W jednej sekundzie poczułam jak kolana mi się uginają a płuca przestają nabierać powietrza. Całą moją głowę wypełniało tysiące myśli
i pytań na których prawdopodobnie nigdy nie znajdę odpowiedzi.
Tylko dlaczego? Zrozumiałabym, gdyby miał tego wszystkiego dość i chciał żyć jak każdy nastolatek, ale opuścić rodzinę, ze względu na
gorszą sytuację i dać się przekupić na złą stronę? To było za wiele jak dla mnie.
-Czy ktoś może mi to wytłumaczyć?!
-Jade proszę uspokój się..-Usłyszałam za sobą denerwująco spokojny głos Justina.
Zepchnęłam jego rękę z ramienia wysyłając mu ostrzegawcze spojrzenie.
-Sory...-Podniósł ręce ku górze w geście obronnym.
-Sam nie wiem co mam ci odpowiedzieć Jade, to co się wydarzyło również mnie niemile zaskoczyło, zważając na to, że to
ze mną rozmawiał jak źle mu jest tak żyć. Kłamał mi prosto w oczy a ja uważałem, go za rodzinę. Jest mi cholernie wstyd
za to, że mu uwierzyłem. Ale nic nie poradzimy-Rayan również podniósł głos.
Spoglądałam na jego zaciskającą się szczękę. Po chwili ciszy opadł bezwładnie na fotel z bezradności.
-Wiem tylko, że musimy coś zrobić, tak tego nie zostawię-Zarzucił nogi na blat biurka zwalając przy tym kilka przedmiotów.

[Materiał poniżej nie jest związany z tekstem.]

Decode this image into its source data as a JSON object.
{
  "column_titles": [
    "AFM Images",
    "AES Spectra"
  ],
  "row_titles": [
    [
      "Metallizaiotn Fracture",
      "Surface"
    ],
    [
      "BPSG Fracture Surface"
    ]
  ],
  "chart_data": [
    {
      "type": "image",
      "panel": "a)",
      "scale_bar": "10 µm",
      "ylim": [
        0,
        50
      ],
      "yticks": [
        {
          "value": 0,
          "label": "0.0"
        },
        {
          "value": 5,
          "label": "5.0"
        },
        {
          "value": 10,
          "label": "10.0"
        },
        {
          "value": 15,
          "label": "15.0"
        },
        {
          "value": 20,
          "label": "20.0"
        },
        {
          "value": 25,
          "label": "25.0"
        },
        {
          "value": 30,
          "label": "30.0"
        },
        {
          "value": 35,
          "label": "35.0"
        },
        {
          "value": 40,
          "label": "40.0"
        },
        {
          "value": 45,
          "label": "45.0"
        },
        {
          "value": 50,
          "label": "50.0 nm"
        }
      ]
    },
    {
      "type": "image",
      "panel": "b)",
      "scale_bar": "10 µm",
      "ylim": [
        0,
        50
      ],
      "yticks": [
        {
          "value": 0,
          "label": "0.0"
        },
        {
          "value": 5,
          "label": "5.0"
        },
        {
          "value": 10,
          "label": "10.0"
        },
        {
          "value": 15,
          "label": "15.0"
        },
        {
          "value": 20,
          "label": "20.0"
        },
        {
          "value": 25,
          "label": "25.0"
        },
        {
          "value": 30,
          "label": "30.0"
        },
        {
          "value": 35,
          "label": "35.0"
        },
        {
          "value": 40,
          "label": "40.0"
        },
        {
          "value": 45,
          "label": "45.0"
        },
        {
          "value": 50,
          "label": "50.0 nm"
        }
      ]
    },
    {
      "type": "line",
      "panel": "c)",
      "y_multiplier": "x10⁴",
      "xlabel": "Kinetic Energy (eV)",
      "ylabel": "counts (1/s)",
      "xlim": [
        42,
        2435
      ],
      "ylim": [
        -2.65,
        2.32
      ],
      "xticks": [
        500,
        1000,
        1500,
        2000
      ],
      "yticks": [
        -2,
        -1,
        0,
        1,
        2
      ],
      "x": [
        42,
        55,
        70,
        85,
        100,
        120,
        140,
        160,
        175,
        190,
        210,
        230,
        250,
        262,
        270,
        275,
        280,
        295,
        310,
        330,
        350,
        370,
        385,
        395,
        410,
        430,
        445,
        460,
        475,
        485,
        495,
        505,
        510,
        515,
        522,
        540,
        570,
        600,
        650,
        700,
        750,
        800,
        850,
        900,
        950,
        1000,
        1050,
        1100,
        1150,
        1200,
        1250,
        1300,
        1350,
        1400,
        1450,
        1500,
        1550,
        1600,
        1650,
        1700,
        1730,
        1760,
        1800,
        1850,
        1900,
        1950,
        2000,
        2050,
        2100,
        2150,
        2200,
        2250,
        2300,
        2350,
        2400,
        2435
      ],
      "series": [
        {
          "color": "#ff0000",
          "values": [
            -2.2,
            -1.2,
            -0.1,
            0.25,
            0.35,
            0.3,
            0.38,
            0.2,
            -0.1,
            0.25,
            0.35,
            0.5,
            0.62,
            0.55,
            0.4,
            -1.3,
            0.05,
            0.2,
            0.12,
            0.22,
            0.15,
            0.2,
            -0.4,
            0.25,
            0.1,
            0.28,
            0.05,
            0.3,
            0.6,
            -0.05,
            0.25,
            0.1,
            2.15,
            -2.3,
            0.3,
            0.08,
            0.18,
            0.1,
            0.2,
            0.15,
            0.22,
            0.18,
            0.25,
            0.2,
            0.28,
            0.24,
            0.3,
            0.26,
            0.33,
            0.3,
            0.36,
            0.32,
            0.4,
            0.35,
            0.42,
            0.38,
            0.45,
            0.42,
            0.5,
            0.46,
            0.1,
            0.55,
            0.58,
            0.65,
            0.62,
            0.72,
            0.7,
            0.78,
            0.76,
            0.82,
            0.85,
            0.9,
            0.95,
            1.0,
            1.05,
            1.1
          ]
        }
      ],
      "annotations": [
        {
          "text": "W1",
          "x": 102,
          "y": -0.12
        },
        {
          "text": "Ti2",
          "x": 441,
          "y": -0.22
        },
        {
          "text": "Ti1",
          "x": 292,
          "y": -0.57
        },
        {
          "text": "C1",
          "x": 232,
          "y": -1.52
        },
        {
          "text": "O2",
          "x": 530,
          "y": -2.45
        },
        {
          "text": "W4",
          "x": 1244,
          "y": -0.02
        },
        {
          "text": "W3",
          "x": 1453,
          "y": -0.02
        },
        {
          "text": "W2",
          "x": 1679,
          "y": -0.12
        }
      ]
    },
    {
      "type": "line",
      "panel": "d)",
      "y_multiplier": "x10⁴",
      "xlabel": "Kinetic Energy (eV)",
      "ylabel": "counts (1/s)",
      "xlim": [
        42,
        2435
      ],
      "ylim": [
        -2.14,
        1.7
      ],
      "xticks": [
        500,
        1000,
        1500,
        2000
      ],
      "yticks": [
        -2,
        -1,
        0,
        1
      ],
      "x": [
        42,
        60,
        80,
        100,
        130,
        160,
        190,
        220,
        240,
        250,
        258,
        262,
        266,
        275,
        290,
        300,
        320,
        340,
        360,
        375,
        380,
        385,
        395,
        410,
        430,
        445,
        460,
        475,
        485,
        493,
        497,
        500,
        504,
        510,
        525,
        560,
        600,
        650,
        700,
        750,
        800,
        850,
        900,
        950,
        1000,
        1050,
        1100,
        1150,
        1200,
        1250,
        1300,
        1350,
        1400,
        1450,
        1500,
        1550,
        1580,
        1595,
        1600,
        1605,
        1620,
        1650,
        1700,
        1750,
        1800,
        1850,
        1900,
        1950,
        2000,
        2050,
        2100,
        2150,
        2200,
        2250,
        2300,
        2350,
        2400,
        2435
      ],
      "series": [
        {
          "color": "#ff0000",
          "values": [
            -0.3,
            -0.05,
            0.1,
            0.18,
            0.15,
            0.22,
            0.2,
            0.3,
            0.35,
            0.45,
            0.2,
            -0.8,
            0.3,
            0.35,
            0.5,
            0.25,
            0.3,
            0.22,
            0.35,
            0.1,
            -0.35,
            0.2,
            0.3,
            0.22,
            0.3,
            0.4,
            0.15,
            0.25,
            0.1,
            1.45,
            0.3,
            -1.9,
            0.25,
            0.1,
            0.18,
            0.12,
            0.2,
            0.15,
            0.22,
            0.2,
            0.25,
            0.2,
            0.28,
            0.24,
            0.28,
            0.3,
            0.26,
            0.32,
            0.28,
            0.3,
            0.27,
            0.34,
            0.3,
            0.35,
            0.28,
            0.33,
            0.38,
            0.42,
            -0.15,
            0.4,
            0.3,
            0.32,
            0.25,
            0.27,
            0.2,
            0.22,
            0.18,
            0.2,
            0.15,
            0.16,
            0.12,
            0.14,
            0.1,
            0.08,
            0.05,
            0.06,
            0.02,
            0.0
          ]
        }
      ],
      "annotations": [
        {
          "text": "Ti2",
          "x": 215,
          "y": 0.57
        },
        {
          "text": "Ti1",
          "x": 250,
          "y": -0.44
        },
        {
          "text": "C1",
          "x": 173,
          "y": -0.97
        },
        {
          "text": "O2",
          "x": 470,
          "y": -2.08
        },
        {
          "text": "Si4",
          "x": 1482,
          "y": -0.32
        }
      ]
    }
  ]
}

Nie wiedziałam co ze sobą zrobić, byłam całkowicie zmieszana całą tą sytuacją. Justin widząc to złapał mnie za łokieć i wyprowadził
z pomieszczenia.
-Jade, przestań się tym zadręczać-Lekko mną potrząsnął patrząc w oczy.
Nie wiedziałam co powiedzieć; zaschło mi w gardle, a oczy zaczęły okropnie szczypać.
Nagle poczułam jak bierze mnie w ramiona i mocno przytula. Kompletnie wypłukana z uczuć nie próbowałam się wyrwać.
Potrzebowałam tego, tak myślę.
-Proszę jedźmy do domu-Oderwałam się od niego i poszłam w kierunku wyjścia.
Wsiadłam do samochodu i oparłam głowę o szybę. Czułam się zdradzona i wykorzystana. Harry był moim najlepszym przyjacielem,
zawsze my ufałam i mogłam powierzyć wszystko. A dokładnie kilkanaście minut temu dowiedziałam się, że wszystkich nas oszukał.
Nie mogłam tego pojąć. W chwili gdy usłyszałam odgłosy silnika zauważyłam, że całe moje policzki są mokre od łez. Wytarłam je
szybko ręką modląc się o to, aby Justin nie widział jak się przy nim rozklejam.
-Jade...-Powiedział ściskając moją rękę.
Poczułam dziwny ucisk w brzuchu na ten gest, ale postanowiłam to zignorować i pozwolić mu na to.
-Musimy go znaleźć i go odbić, jestem pewna, że sam nie byłby w stanie tego zrobić.
-Co? Jade, o czym ty mówisz?-Momentalnie puścił moją rękę lekko wkurzony moją reakcją.
-On nie jest zły, znam go, oni go przekupili i porwali!-Wpadłam w paranoje, próbowałam go bezsensu bronić.
-Jade nie wiesz co mówisz! On nas oszukał i przeszedł do innego gangu! Przestań się za niego tłumaczyć-Starał się być opanowany.
Nie mogąc go dłużej słuchać postanowiłam w ogóle się nie odzywać.
Dojeżdżając pod blok wysiadłam z samochodu i nie czekając na Justina wbiegłam po schodach na 2 piętro. Otworzyłam drzwi z charakterystycznym
skrzypnięciem i rzuciłam torbę na podłogę, aby móc się rozebrać. Skierowałam się od razu do kuchni po kawę, aby trochę się rozbudzić.
-Może pojedźmy dziś na imprezę, co? Dla odreagowania tego wszystkiego. Jutro wszystko wróci do normy-Powiedział Justin wchodząc do mieszkania.
-Normy?-Rzuciłam mu kpiące spojrzenie.
-Wiesz co mam na myśli-Wywrócił oczami, na co się zaśmiałam.
W sumie nigdy nie byłam na prawdziwej imprezie, a to byłby idealny pomysł na odpoczęcie od codziennych zmagań. Dzisiejszy dzień był
jednym tych bardziej popieprzonych i szczerze chciałam zrobić wszystko aby móc się od tego odciągnąć.
-O której wychodzimy?-Mrugnęłam.
-Czy panna Jade właśnie zgodziła się iść na imprezę?!-Wykrzyczał z radości. Idiota.